Afterwards, the vicar came out. What a sweet man. He had watched at home he said, because the sound was better there. We chatted about closed churches and mosques, and gigs in churches, and how good Peggy Seeger is. Imagine being an enlightened vicar who not only does vicarly things but also gets to see gigs in his church. Now that's some life.
Thank you to everyone who 'came along'!
Wednesday, May 05, 2021
It will be weird: me and the sound crew, and everyone else there in my imagination. I have had a few requests for songs.

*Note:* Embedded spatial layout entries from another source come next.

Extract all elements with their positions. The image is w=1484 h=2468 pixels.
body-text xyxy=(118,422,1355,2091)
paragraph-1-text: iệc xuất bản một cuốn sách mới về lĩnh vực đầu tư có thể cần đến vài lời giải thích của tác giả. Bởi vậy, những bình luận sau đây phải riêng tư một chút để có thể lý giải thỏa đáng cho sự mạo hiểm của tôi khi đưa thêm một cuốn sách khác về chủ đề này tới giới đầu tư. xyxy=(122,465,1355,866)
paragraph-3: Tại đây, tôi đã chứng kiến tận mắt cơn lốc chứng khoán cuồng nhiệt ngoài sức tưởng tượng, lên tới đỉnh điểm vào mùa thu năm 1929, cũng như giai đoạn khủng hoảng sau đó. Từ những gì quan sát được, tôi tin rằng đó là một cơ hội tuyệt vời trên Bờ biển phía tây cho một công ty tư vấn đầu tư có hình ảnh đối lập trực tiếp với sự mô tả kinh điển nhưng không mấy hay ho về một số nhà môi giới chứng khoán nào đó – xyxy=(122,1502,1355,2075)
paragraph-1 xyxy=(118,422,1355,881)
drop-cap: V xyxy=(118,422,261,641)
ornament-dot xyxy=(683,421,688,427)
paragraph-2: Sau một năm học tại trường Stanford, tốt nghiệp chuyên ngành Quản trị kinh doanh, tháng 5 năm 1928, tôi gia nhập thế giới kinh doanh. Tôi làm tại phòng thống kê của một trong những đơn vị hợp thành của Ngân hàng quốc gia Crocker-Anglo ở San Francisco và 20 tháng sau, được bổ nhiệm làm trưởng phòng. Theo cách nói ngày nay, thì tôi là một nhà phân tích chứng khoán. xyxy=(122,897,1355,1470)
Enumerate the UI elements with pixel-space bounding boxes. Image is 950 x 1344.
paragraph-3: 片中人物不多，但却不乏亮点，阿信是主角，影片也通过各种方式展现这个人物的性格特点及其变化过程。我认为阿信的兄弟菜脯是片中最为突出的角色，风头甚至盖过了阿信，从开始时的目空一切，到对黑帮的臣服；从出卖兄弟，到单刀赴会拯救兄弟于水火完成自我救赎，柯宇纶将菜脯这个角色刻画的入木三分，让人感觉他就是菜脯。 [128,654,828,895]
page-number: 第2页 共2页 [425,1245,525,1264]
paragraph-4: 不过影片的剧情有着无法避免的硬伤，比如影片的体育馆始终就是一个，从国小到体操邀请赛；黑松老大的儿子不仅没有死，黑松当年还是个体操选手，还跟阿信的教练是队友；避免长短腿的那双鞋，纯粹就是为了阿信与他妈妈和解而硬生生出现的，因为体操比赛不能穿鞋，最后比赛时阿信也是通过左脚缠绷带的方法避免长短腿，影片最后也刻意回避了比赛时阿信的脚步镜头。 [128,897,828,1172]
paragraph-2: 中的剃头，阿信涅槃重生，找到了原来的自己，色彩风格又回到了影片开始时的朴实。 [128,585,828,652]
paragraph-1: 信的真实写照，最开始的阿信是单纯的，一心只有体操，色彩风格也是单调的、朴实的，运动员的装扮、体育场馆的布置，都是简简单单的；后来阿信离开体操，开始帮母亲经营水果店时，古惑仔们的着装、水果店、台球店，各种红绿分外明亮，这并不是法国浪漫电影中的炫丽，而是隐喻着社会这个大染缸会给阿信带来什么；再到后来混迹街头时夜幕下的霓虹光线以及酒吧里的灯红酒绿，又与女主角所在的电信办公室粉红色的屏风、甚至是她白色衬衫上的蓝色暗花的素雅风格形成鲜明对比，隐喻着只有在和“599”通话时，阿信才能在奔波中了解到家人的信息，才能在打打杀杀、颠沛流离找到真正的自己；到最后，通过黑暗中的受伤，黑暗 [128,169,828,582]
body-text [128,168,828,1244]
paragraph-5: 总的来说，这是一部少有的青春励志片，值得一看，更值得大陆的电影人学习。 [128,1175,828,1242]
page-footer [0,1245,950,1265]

Let me know if there's a song you'd like me to play, and I'll get it out from the attic and dust it!
Tuesday, May 04, 2021
Last week's mega workload has rendered me a complete energy-exhausted flop today. I have the desktop computer 'jukebox' playing Rufus Wainwright gently in the background, with bits of Terry Callier and Odetta thrown in here and there. I've dug out some lyrics sheets for songs I'd forgotten the lyrics to. I've done some marking, and discovered that another of my students appears to have got a job after doing a work placement. This almost made me cry; life is just so tough for people these days. I feel so proud of her.
The sun is temporarily shining and it's tempting to get out there, but when I went shopping for coffee this morning, I was tricked. It started raining as soon as the front door clicked shut. So I don't believe you, Mr Sunshine: you're a liar, just like almost everyone else. Or at least, the people who tell us that they aren't.
Isaac Hayes. How I love the atmosphere of old recordings; you can almost hear the wood panelling and the scruffy carpets in the music, with the cigarette smoke curling through the dense air of the basement and the empty whisky bottles lying on their sides amongst the worn-out shoes of the musicians.
I should do some more cleaning. The regular moth flypasts in the evenings are becoming bit of a joke, and there are small beetles sneaking around everywhere. The spiders have given up: they are maxed out and their webs are getting tatty through misuse. I washed the kitchen floor this morning, peeling inexplicable tiny blobs of dusty Blu-tack off the linoleum and rinsing dust-clogged yellow cloths in grey soupy water in the sink. Motivation is low for such things, though, especially when the living room is full of tempting guitars and piles of lyrics.
Actually, my finger-ends are sore after graduating from the Spanish guitar to the Green Goddess. The digital divas are taking a rest until later tonight or even tomorrow morning. I've almost forgotten how to rehearse for a live gig.
I do remember that you can't stop a song halfway through and put the kettle on at a gig, so I suppose that's a good start.
Monday, May 03, 2021
I missed out on watching most of the actual film because I did a screenshot of the beginning with the bowler-hatted men and the deadly uniform workplace, and started drawing that, so the film is on the list to watch properly another time. From earwigging the discussion, it seems there are a lot of awkward truths that unfold in the story: very Hancock. Very awkward Hancock.
What else? Lots of rehearsing with my guitar for Wednesday night's gig, a lovely lunchtime Zoom with my friend Joan about an animation/sound mini-project, watching the forthcoming Fatberg video come into existence (!), cooking a huge pot of green vegetable soup, and making a start on the mountain of marking. And marvelling at the silly pigeon that got into a local shop window yesterday, only to be joined by two more silly pigeons today.